"first reported around 05:00 UK time"?
The web interface was wobbly all last weekend.
GitHub marked the start of the week with more than four hours of downtime, as GitHub Issues, Actions, Pages, Packages and API requests all reported "degraded performance." A problem on the world's most popular code repository and developer collaboration site was first reported around 05:00 UK time (04:00 UTC) this morning and …
What makes me laugh is that one of the selling points of git is it's distributed model.
A single website is probably not something your project should depend on.
*googles*
Gitbucket and gitprep are self-hostable github clones - no idea to their application as a mirror.

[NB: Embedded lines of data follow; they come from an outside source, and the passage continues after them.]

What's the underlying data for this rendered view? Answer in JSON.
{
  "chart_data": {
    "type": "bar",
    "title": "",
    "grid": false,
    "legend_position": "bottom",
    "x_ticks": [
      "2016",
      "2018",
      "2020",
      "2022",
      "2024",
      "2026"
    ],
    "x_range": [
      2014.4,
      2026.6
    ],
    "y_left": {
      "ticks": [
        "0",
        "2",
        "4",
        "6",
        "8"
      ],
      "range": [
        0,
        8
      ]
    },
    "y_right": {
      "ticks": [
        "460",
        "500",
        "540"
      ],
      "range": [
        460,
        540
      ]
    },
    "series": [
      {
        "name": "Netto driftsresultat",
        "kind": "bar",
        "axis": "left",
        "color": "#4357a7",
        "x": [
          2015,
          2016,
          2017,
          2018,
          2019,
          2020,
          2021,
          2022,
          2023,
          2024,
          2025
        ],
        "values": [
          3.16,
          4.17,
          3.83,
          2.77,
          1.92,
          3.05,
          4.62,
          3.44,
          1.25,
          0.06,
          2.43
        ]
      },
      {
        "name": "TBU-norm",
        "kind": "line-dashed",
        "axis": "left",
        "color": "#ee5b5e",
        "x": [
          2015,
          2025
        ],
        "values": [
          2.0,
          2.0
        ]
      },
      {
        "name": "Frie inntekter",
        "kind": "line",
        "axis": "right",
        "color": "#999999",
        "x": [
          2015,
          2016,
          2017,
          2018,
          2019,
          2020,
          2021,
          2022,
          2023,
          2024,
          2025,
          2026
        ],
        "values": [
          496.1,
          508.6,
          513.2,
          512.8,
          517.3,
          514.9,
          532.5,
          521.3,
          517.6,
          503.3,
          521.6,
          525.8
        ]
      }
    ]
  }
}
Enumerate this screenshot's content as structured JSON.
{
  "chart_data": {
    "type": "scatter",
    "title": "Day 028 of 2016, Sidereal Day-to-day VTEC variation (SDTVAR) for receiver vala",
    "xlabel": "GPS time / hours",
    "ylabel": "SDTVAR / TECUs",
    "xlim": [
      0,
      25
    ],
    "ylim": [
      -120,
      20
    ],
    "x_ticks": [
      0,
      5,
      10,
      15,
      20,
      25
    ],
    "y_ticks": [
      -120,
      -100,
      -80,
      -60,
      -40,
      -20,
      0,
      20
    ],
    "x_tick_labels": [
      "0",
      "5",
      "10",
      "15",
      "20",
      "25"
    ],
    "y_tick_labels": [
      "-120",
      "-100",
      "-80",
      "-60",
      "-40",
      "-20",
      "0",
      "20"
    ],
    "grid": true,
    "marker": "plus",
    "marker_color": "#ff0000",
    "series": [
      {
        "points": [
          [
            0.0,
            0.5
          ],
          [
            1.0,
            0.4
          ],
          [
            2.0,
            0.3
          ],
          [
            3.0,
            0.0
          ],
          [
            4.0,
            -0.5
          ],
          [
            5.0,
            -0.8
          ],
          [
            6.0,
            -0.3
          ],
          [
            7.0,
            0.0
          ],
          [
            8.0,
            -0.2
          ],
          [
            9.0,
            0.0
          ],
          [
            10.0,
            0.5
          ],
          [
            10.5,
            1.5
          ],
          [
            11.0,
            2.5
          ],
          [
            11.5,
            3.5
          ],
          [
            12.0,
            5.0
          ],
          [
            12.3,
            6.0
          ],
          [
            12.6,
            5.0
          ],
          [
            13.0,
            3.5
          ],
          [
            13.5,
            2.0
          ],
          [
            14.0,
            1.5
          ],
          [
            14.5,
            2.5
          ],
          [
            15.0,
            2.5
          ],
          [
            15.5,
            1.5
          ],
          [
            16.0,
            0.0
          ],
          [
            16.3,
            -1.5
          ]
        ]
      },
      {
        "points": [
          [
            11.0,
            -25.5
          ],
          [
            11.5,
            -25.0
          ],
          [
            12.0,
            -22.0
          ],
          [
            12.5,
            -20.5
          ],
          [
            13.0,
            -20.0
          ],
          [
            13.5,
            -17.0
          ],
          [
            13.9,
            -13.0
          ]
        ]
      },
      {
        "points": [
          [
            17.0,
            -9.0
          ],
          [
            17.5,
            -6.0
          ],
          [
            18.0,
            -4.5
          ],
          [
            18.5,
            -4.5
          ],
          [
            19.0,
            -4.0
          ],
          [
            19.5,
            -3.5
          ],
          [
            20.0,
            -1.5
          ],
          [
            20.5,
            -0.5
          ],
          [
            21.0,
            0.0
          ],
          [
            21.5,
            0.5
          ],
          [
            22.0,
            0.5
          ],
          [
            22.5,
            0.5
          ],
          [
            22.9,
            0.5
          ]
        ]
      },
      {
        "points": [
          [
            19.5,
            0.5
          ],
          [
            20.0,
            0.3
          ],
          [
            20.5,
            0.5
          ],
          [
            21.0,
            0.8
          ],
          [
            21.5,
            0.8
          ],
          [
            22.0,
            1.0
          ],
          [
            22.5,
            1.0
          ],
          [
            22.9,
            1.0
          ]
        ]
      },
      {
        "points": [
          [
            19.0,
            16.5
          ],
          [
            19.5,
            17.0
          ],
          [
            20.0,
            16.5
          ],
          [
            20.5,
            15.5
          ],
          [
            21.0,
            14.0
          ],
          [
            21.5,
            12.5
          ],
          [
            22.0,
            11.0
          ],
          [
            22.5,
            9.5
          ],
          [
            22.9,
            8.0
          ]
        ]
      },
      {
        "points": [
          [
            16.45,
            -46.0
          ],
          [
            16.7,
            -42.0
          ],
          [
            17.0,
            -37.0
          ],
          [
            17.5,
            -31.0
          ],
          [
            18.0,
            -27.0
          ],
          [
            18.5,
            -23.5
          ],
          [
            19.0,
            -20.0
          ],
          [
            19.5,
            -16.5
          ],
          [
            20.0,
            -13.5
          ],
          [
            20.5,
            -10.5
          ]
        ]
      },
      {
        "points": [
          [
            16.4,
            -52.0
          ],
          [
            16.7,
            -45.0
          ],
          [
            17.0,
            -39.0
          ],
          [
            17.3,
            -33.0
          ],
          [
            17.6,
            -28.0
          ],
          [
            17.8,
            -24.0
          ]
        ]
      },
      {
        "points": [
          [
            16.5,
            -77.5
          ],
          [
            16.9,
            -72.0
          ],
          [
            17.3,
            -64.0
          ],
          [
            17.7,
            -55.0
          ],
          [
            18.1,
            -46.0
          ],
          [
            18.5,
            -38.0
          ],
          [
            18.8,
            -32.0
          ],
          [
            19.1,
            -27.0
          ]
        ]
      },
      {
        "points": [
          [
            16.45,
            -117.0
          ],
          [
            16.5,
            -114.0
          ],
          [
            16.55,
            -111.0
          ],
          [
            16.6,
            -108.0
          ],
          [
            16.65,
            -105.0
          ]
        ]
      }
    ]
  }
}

Your repo is distributed, but the chances are your CI/CD pipeline isn't. And it relies on your origin repository which everyone agrees is the "source of truth" for your codebase. So lots of pipelines break if github is down, even though individual developers can carry on working just fine.
today's outage didn't stop my CI pipeline as it is on a locally controlled Jenkins PC and it is not difficult to point to a different repo if needed.
The big problem is it borked a pull request. I needed to push additional changes due to review comments. But the github pull request didn't update. I ended up pushing another change to force it to notice.
With git the code is safe (nicely distributed ...) but all the info, review comments etc are only in github (AFAIK). Migrating that extra stuff is where the pain is.
When I had a choice, I used gitlab since there is a locally hosted fallback option.
That Microsoft's purchase of GitHub would turn out so well for other repositories?
I pulled my projects the day the sale was announced. Episodes like this make mine and that of others seem very sensible.
Why is it the pretty well anything that they 'buy in' goes from good/reasonable to utter shite in no time at all?
“You are a dependency to our systems and if this keeps happening, many will say goodbye,” said developer Emad Mokhtar on Twitter.
No, I'm NOT talking about GitHub. I'm talking about organizations that allow unnecessary external dependencies into their build chains. This is particularly egregious in the case of GitHub, because, as already mentioned, git's "everyone has a master (oops! *primary*) copy" model is at least half of why almost no one uses subversion any more.
If you really must rely on GitHub's webhooks & such, go enterprise & have your own instance, isolated from *********** like this.
git's "everyone has a master (oops! *primary*) copy" model is at least half of why almost no one uses subversion any more.
Having used both (centralised, backed up repos), I find the biggest advantages of git over svn are various common operations that are local in git but remote in svn, plus merging in svn used to be crap (although I think it has improved).
The work flows this enables, combined with the tooling, makes it no contest for me, but I still have some nostalgia for svn...
They bought a company whose IT relies on a technology owned by Oracle ( actually Oracle bought it before it could become a threat and made sure it will never become one ).
Maybe they could migrate to AWS' Aurora. Supposed to be compatible, several times the IO throughput, and you can easily set up replication.